Character Remover from video in Next.js

Eugene Musebe

Introduction

This article demonstrates how a human character can be extracted from a video using nextjs and TensorFlow.

Codesandbox

Check the sandbox demo on Codesandbox.

You can also get the project GitHub repo using Github.

Prerequisites

Entry-level javascript and React/Nextjs knowledge.

Setting Up the Sample Project

In your respective folder, create a new net js app using npx create-next-app removePerson in your terminal. Head to your project root directory cd removePerson

We will begin by setting up Cloudinary integration in our next js backend. We will it to configure the cloudinary media file upload procedure.

Create your own cloudinary account using Link and log into it. Each cloudinary user account will have a dashboard containing environment variable keys that are necessary for the cloudinary integration in our project.

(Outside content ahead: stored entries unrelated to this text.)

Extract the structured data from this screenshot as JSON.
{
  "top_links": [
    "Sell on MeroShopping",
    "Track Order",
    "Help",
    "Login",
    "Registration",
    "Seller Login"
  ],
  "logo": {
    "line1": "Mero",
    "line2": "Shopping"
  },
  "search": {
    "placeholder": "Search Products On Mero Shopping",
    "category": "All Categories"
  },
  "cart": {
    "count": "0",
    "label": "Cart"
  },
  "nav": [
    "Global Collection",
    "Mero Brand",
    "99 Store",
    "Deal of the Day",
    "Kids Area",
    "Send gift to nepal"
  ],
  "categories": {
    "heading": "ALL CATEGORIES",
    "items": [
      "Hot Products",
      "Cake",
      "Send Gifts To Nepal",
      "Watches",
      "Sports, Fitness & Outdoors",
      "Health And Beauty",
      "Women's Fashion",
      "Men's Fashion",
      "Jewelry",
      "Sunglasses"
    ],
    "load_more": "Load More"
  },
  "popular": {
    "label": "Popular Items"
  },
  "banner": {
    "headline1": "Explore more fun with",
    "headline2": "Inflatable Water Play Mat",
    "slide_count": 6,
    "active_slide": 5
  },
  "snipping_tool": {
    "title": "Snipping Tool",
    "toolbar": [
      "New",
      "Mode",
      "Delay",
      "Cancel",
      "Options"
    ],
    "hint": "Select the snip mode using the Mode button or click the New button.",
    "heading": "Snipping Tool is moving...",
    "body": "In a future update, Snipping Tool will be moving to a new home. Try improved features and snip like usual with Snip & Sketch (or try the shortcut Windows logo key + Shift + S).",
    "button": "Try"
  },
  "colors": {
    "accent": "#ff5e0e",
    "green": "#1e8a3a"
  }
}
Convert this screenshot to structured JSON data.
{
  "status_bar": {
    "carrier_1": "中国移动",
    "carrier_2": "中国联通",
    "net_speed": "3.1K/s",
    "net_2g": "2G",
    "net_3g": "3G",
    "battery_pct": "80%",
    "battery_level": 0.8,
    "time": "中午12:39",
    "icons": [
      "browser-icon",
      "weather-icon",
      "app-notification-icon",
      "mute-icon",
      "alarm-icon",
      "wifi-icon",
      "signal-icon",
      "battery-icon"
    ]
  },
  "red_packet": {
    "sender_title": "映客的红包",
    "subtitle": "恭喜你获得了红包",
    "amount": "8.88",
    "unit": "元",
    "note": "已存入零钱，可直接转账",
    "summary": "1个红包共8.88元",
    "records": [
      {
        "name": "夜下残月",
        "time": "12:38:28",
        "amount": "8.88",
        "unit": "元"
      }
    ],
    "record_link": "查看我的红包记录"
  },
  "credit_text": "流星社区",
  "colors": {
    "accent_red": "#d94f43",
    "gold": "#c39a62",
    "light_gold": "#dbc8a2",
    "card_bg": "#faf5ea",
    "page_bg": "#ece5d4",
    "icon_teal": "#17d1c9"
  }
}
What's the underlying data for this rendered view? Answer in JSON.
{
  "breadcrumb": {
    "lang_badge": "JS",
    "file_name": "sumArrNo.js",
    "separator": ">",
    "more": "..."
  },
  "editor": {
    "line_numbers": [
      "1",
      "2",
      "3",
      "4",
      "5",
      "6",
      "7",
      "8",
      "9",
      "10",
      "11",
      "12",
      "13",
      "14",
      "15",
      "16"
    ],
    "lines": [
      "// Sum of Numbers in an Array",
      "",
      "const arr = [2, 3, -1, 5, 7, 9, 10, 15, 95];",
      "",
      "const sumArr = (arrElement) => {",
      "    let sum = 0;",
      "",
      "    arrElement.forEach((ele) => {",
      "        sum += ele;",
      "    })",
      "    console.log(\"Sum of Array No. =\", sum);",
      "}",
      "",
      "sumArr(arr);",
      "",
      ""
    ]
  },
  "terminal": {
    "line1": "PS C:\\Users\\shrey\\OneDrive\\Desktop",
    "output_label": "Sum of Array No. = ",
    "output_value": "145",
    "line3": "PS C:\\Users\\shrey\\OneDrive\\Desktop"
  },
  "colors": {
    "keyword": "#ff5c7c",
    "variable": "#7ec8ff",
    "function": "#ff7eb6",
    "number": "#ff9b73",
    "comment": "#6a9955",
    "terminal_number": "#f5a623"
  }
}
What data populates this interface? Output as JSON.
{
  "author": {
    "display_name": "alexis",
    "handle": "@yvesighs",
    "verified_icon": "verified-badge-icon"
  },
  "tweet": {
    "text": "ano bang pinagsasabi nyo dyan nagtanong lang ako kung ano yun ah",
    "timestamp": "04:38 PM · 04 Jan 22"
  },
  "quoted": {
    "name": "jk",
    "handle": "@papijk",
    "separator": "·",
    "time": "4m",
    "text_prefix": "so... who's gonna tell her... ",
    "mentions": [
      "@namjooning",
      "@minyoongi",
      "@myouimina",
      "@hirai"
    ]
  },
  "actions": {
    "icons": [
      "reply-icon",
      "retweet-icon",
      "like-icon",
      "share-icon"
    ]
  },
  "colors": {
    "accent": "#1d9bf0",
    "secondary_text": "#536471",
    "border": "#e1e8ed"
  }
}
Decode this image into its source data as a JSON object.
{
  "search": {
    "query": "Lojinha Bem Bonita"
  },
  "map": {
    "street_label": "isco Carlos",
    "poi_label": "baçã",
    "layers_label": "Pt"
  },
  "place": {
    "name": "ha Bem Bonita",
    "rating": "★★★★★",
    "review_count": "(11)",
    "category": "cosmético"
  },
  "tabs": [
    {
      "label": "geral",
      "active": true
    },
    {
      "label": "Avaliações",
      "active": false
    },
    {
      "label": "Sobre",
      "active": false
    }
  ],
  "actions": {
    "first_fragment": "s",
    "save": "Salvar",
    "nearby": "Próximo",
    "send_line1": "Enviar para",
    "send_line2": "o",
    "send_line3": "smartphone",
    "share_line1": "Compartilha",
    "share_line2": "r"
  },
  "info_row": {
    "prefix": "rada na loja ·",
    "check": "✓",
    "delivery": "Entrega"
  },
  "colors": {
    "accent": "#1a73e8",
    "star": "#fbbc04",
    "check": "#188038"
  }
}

In your project directory, start by including Cloudinary in your project dependencies npm install cloudinary create a new file named .env and paste the following code. Fill the blanks with your environment variables from the cloudinary dashboard.

1CLOUDINARY_CLOUD_NAME =
2
3CLOUDINARY_API_KEY =
4
5CLOUDINARY_API_SECRET =

Restart your project: npm run dev.

In the pages/api folder, create a new file named upload.js. Start by configuring the environment keys and libraries.

1var cloudinary = require("cloudinary").v2;
2
3cloudinary.config({
4 cloud_name: process.env.CLOUDINARY_NAME,
5 api_key: process.env.CLOUDINARY_API_KEY,
6 api_secret: process.env.CLOUDINARY_API_SECRET,
7});

Create a handler function to execute the POST request. The function will receive media file data and post it to the cloudinary website. It then captures the media file's cloudinary link and sends it back as a response.

1export default async function handler(req, res) {
2 if (req.method === "POST") {
3 let url = ""
4 try {
5 let fileStr = req.body.data;
6 const uploadedResponse = await cloudinary.uploader.upload_large(
7 fileStr,
8 {
9 resource_type: "video",
10 chunk_size: 6000000,
11 }
12 );
13 url = uploadedResponse.url
14 } catch (error) {
15 res.status(500).json({ error: "Something wrong" });
16 }
17
18 res.status(200).json({data: url});
19 }
20}

The code above concludes our backend.

Before we proceed to the front end, we need to install the necessary dependencies: npm install @tensorflow-models/body-pix @tensorflow/tfjs.

In the pages/index folder, start by including the necessary imports.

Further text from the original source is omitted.